I’ve been flirting with the idea of doing yoga for a while. The only reason I haven’t tried it sooner is, well, my mom does yoga. And the classes are usually expensive. And I’m really self conscious. And I’m about as flexible as an oak board. Okay, there were a lot of reasons that I hadn’t tried yoga yet, but curiosity hasn’t been one of them.
To combat self-consciousness, expensive classes, embarrassment over my extreme non-flexibility, I requested a couple of instructional yoga DVDs from the library and decided that for this blog entry, I would attempt to do one of the workouts because I am dedicated to keeping you entertained and informed.

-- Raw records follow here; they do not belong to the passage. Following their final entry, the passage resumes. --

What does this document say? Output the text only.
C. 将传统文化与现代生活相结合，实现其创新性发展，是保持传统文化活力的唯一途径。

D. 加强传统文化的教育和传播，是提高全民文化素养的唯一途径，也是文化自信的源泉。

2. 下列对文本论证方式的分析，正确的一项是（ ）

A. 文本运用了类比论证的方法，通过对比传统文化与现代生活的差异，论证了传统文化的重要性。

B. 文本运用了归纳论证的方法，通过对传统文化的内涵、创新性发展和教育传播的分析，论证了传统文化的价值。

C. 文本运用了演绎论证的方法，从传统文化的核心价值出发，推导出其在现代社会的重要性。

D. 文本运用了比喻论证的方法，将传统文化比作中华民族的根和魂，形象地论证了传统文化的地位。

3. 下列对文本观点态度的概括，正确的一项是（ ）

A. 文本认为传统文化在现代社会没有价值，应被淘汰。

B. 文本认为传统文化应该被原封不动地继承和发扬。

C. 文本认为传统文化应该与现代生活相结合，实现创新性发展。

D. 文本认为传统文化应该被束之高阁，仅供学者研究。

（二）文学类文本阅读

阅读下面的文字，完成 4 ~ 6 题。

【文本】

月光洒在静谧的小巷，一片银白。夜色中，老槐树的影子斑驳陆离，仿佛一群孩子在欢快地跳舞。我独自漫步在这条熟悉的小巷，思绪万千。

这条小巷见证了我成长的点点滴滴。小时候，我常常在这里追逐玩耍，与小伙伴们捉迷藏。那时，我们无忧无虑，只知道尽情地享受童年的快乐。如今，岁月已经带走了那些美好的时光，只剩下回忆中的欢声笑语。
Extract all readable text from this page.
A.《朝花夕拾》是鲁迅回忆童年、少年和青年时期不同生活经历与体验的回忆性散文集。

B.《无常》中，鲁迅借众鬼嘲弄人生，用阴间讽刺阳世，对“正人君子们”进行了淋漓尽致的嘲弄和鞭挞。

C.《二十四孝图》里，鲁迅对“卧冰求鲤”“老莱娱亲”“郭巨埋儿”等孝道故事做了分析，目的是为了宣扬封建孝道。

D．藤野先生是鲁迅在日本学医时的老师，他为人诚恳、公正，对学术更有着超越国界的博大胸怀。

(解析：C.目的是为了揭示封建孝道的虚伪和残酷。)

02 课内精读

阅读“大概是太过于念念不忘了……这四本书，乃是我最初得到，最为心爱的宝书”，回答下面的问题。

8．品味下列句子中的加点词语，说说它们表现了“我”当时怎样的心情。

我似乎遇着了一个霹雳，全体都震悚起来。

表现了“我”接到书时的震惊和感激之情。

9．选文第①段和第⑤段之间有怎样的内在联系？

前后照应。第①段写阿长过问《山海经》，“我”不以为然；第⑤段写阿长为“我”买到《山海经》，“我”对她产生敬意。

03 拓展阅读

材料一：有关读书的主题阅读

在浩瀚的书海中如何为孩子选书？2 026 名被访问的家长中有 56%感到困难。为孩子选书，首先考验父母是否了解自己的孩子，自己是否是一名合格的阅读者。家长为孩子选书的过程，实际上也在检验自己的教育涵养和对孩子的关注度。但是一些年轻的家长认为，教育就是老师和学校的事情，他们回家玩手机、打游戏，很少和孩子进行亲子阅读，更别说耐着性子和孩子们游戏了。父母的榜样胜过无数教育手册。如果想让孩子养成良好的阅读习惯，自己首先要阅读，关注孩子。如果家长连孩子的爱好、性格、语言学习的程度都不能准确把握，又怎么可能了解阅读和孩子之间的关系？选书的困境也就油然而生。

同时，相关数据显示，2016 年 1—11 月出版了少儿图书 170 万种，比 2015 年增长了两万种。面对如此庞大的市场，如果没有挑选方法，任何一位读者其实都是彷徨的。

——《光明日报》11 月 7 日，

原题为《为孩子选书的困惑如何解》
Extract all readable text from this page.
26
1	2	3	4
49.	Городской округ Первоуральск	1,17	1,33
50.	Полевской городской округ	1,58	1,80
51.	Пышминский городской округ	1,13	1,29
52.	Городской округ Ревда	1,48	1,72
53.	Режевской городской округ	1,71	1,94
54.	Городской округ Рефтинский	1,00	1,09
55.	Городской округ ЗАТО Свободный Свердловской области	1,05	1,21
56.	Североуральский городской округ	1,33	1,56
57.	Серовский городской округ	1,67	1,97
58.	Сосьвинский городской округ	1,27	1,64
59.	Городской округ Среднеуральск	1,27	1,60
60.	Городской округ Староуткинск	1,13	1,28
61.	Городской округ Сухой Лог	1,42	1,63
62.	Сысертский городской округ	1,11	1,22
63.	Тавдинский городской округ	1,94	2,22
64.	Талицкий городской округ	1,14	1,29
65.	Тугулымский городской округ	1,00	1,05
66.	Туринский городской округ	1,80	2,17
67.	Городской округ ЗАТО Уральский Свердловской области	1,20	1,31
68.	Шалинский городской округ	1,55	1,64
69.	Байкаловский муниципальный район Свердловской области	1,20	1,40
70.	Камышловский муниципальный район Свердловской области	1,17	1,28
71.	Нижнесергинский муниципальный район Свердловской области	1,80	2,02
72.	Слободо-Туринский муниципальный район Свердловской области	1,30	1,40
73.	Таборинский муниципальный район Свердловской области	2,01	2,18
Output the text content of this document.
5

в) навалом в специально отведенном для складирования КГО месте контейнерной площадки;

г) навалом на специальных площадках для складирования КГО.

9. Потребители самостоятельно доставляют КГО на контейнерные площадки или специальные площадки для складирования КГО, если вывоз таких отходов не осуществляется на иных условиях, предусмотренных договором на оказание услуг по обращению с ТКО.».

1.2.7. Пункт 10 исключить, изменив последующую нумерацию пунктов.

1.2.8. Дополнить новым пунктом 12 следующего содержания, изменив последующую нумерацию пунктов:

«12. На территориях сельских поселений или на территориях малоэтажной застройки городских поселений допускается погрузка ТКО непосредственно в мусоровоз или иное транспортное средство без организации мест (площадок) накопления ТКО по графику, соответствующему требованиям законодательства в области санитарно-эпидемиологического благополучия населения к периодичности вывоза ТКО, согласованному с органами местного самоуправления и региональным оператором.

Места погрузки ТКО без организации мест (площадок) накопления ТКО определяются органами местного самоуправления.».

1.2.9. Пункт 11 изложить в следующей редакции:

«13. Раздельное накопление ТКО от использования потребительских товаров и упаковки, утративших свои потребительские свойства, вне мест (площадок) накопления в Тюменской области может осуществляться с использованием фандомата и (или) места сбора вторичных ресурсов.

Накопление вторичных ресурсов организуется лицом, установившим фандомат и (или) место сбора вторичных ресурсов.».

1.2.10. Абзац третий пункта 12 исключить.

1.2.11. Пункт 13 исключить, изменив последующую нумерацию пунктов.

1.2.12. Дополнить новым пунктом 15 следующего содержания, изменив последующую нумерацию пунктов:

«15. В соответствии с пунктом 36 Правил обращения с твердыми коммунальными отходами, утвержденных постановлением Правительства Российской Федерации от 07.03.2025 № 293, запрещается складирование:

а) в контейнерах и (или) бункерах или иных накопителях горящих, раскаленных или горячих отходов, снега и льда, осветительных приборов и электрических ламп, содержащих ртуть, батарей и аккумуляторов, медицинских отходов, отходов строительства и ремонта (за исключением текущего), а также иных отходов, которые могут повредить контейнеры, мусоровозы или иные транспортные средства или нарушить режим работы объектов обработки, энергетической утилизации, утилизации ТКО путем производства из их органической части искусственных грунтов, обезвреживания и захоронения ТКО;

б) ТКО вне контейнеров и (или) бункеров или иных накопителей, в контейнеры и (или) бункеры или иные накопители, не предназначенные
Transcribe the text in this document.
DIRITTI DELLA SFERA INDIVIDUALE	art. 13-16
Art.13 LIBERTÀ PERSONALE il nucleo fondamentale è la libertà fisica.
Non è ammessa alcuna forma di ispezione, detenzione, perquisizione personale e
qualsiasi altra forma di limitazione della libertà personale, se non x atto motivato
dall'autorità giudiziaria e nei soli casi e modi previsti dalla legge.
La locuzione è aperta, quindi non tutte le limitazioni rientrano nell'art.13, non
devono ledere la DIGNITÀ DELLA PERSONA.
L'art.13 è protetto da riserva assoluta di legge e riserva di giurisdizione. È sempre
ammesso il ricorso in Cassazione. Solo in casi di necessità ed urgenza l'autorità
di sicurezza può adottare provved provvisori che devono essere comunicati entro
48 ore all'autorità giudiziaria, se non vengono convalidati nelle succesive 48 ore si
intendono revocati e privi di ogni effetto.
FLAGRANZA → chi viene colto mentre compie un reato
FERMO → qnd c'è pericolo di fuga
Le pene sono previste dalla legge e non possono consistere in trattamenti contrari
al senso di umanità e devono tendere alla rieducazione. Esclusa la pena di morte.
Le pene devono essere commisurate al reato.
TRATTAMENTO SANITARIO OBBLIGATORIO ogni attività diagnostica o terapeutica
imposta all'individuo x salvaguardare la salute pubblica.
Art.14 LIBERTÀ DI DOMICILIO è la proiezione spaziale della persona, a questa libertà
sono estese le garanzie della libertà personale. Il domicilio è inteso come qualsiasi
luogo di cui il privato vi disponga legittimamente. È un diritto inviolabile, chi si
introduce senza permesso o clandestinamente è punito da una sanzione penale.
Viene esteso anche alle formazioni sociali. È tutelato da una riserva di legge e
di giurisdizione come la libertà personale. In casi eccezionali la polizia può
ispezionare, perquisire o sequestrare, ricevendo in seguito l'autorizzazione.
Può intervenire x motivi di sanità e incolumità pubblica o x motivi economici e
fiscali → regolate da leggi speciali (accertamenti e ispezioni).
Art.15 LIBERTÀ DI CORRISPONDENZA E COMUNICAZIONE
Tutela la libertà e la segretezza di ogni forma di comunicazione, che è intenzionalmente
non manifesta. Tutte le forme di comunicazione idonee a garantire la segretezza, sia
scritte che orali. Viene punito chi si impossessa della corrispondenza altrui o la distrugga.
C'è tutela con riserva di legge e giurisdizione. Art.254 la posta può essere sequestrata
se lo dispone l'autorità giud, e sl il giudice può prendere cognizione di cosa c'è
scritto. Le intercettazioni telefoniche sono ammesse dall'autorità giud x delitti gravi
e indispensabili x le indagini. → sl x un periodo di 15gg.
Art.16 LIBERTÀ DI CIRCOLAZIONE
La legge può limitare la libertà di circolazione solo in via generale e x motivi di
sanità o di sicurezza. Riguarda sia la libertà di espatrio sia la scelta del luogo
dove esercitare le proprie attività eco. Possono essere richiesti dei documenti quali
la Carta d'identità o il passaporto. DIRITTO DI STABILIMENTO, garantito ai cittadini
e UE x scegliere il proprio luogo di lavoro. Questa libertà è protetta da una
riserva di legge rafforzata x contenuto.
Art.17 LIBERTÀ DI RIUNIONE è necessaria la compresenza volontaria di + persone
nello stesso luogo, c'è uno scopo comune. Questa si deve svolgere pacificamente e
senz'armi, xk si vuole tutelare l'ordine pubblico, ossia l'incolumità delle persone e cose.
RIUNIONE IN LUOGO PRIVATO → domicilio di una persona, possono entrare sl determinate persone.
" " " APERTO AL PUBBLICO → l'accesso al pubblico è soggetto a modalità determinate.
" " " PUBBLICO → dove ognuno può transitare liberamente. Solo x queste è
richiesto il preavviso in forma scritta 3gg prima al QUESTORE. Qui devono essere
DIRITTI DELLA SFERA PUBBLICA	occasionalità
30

I actually made it about fifteen minutes into the video before I turned it off.
The yoga part was mostly great. I’ve learned that after spending years sitting at a desk, my legs are no longer my strongest limbs (that award now goes to my arms) and found a great stretch that finally helped me stretch out the knot in my back that has been attacking me for three days. I felt all stretchy after just fifteen minutes. Hooray, yoga!
But…
The instructor was creepy. The video was done by having a voice-over explain the instructor’s poses. There were all sorts of close-ups of the instructor’s face. Her eyes were wide; her voice was coming through the speakers, but her lips? Not moving. It was very “come and get me comet! I’ve consumed the Kool Aid and am ready for my intergalactic journey to meet L Ron Hubbard!” I could not look at her without cracking up, and I couldn’t do the yoga without looking at her because I don’t know how to do yoga.
I kind of hate to say it, but I might have been better served with a book.